Leviathan as a Minority Shareholder: A Study of Equity Purchases by the Brazilian National Development Bank (BNDES), 1995-2003

by Sergio G. Lazzarini & Aldo Musacchio

Overview — There is a trend in many developing countries toward governments buying minority stakes in private companies. While there has been ample discussion on the wisdom of such actions, little has been said about how governments can make such interventions work better. This paper aims to fill that void, using data from the Brazilian National Development Bank (BNDES). Research was conducted by Sergio G. Lazzarini of the Insper Institute of Education and Research, and Aldo Musacchio of Harvard Business School. Key concepts include:

  • Having a development bank as a shareholder alleviates the capital constraints that publicly traded companies face.
  • Having a minority rather than a majority stake reduces the likelihood of political interference on the part of the development bank.
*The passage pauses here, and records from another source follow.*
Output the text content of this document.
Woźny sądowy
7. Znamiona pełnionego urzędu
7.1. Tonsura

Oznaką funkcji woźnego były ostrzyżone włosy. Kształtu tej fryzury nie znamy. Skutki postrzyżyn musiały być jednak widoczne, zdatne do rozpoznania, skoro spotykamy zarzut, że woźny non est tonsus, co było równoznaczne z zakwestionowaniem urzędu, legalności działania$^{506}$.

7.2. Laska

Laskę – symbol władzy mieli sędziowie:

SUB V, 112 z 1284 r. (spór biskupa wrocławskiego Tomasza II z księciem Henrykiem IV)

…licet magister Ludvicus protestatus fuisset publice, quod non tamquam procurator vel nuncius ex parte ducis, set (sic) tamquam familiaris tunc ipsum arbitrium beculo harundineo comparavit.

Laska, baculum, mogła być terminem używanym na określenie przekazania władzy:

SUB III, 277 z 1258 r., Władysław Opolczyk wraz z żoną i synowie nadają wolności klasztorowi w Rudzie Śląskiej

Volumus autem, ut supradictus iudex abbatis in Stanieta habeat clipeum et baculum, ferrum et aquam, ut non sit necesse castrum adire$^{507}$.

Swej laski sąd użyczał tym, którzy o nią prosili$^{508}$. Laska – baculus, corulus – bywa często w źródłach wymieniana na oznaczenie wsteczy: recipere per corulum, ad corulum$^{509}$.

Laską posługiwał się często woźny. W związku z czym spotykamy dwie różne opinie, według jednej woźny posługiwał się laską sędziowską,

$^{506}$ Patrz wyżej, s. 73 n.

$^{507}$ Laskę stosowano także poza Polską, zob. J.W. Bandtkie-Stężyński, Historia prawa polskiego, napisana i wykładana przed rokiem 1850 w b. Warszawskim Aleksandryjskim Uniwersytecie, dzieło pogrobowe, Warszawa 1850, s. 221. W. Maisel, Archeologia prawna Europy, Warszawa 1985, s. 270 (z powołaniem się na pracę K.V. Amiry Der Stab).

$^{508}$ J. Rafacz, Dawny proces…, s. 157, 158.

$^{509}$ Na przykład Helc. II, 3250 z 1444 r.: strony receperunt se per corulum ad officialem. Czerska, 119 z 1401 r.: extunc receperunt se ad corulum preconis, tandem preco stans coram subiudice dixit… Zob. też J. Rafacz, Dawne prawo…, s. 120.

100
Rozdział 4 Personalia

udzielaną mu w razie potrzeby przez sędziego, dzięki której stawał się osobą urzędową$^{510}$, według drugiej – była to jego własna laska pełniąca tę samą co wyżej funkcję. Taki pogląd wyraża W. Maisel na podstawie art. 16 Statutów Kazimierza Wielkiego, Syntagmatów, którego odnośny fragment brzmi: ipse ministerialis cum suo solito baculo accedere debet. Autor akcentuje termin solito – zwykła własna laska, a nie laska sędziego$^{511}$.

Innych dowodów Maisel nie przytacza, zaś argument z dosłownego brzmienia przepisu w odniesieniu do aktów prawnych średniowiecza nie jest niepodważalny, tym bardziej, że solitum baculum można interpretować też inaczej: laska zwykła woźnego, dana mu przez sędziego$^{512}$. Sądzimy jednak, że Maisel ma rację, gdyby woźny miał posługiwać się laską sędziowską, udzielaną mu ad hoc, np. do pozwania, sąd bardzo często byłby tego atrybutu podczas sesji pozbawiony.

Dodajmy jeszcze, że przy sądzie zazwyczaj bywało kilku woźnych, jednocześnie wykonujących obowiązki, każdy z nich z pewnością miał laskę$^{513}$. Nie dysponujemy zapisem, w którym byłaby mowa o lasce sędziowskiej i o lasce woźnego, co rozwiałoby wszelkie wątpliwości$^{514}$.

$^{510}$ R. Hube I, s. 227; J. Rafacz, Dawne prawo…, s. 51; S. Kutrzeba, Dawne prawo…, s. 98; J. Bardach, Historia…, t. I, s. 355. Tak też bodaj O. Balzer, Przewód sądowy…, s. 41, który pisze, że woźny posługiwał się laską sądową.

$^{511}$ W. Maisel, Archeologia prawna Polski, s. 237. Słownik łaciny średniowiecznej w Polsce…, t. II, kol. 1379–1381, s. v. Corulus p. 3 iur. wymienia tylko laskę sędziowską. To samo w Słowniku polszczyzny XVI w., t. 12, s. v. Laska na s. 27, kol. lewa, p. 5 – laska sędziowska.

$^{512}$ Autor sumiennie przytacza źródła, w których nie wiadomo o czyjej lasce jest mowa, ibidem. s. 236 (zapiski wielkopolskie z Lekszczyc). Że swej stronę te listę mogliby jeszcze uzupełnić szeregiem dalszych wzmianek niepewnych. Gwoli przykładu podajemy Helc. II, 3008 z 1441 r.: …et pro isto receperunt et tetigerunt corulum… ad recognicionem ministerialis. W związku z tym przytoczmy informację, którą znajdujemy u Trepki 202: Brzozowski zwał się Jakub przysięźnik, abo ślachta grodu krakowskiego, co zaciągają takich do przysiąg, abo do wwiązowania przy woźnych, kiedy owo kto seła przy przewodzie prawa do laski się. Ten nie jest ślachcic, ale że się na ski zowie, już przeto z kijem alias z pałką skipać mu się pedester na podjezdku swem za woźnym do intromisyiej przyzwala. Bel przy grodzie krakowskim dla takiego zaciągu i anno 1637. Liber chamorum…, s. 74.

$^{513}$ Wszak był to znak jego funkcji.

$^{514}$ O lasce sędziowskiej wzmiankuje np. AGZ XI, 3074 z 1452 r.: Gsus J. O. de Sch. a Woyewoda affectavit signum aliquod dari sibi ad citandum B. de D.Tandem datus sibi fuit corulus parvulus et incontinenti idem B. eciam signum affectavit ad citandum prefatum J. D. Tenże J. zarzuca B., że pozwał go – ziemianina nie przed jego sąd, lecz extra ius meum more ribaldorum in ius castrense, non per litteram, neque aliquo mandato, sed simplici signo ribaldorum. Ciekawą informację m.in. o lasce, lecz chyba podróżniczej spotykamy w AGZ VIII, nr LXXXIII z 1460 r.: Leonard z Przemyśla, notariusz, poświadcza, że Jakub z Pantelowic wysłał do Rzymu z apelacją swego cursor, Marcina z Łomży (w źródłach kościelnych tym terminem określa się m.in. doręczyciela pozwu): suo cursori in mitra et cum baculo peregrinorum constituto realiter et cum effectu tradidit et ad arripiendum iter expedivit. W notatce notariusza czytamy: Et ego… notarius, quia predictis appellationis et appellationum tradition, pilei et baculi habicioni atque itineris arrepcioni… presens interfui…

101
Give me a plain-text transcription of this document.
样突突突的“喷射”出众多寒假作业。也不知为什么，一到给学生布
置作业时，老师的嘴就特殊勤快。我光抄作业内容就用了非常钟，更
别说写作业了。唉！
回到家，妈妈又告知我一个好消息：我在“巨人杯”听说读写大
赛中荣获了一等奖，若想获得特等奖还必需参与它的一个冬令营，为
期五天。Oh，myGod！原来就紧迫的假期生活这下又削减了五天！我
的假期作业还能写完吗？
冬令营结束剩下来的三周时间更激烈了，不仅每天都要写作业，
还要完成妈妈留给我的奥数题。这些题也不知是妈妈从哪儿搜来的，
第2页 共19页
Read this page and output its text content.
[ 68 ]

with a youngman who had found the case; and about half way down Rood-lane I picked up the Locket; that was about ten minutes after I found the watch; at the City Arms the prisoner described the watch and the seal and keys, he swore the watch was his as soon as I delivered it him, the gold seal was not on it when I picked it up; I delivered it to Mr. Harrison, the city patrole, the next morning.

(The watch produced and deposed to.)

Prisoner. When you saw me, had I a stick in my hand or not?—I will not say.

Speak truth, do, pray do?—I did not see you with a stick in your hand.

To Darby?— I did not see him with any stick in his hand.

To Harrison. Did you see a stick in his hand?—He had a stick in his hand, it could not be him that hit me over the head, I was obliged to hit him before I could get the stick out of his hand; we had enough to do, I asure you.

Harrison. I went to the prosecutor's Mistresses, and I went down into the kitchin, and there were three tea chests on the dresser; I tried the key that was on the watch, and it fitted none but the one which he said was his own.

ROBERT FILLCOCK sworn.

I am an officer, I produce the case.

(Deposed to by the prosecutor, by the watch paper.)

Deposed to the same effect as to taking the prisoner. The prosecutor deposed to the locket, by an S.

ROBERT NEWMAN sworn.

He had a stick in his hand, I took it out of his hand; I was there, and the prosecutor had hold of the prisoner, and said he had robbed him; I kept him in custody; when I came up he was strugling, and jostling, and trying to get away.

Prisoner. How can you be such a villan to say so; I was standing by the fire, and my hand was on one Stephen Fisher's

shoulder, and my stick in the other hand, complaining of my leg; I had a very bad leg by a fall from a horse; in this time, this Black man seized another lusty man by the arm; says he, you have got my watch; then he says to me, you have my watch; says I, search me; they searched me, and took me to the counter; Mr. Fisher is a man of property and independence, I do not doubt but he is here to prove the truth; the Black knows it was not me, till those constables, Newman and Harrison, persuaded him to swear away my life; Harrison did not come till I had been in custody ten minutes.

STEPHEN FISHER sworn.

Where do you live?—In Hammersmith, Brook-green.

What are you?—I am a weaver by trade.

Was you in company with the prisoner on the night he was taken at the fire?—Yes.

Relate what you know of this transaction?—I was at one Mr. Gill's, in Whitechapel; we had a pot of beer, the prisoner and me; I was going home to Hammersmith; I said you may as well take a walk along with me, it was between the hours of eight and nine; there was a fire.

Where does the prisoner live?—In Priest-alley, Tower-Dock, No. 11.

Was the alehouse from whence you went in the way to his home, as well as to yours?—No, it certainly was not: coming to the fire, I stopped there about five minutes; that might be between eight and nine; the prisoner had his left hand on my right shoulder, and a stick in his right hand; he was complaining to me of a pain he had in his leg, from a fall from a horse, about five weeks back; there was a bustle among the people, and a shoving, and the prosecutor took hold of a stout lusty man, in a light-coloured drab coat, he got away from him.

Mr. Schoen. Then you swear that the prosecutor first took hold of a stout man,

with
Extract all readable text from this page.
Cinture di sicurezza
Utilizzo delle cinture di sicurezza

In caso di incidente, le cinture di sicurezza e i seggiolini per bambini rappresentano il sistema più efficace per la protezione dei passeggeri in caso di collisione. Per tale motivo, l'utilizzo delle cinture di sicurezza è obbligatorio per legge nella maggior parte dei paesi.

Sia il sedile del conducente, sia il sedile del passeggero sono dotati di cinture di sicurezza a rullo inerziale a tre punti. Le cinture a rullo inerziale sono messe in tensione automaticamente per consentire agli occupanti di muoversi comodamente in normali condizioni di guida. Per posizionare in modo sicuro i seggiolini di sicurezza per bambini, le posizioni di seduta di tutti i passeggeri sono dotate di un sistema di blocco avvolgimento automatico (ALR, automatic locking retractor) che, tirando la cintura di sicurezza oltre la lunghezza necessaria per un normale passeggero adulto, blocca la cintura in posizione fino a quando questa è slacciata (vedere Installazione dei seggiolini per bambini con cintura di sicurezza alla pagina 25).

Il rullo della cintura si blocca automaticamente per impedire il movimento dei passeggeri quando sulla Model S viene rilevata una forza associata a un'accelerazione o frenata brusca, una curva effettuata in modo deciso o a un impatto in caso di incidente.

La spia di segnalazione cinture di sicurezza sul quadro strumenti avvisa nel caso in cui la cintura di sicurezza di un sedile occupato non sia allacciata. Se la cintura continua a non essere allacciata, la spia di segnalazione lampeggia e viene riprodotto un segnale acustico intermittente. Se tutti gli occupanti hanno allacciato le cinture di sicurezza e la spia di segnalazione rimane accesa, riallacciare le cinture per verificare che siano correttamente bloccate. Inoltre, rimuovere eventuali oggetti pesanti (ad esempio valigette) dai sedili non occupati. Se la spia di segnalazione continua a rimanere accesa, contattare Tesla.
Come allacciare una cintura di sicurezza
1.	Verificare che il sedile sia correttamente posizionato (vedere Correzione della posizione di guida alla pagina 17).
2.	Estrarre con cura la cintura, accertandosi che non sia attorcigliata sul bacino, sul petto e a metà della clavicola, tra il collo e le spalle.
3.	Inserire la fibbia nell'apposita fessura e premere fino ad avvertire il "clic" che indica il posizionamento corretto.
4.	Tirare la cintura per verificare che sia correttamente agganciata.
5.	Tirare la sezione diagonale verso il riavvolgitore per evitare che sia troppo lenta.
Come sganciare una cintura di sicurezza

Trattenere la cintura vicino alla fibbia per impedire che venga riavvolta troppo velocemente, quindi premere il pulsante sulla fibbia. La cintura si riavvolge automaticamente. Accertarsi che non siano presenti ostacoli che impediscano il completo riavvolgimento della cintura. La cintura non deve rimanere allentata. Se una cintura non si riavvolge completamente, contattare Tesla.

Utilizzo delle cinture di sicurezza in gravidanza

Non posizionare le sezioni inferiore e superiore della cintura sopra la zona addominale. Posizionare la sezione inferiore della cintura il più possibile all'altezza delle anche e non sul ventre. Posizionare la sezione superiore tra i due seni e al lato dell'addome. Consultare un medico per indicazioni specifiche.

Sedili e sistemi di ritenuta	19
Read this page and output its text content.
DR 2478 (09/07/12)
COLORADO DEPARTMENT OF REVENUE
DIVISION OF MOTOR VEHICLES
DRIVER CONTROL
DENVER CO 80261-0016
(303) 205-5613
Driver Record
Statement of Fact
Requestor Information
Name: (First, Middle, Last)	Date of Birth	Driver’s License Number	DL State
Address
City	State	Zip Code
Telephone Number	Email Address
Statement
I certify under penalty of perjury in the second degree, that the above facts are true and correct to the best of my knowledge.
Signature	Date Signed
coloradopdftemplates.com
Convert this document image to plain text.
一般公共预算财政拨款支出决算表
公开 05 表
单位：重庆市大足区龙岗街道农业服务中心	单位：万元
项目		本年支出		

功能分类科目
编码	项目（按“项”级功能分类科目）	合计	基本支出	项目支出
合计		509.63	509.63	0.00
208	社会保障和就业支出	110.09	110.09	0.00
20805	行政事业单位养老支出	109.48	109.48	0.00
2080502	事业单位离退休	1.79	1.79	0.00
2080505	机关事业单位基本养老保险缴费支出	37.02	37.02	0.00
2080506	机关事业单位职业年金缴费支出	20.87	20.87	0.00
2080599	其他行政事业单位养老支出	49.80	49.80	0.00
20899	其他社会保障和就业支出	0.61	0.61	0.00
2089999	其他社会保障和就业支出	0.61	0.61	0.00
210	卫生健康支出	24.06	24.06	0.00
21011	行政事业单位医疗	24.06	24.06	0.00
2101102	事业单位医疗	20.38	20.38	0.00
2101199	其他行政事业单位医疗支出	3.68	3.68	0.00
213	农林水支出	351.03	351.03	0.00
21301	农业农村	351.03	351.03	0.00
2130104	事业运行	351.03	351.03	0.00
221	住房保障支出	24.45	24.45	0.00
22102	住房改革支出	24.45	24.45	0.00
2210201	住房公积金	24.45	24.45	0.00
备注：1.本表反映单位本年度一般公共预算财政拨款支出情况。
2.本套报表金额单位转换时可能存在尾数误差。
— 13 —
However, this benefit may be thwarted when the bank targets companies in which the government already has close ties, such as relationships with state-owned business groups.
  • Having BNDES as a minority shareholder does not appear to improve a company's access to loans.
  • Governments considering minority equity stakes as an industrial policy tool should avoid pyramidal groups with poor governance.

Author Abstract

There is a growing literature comparing the performance of private vs. state-owned companies. Yet, there is little work examining the effects of having the government as a minority shareholder of private companies. We conduct such a study using data for 296 publicly-traded corporations in Brazil, looking at the effects of equity purchases by the National Bank for Economic and Social Development (BNDES) on firm performance between 1995 and 2003. Our fixed-effects regressions show that BNDES's purchases of equity lead to increases in return on assets and investment in fixed assets. Finally, we find that the positive effect of BNDES' equity purchases is reduced when the target firms belong to state-owned and private pyramidal groups. Therefore, our argue that having development banks owning minority stakes can have a positive effect on performance as long as they promote long-term investments and are shielded from governmental interference and potential minority shareholder expropriation.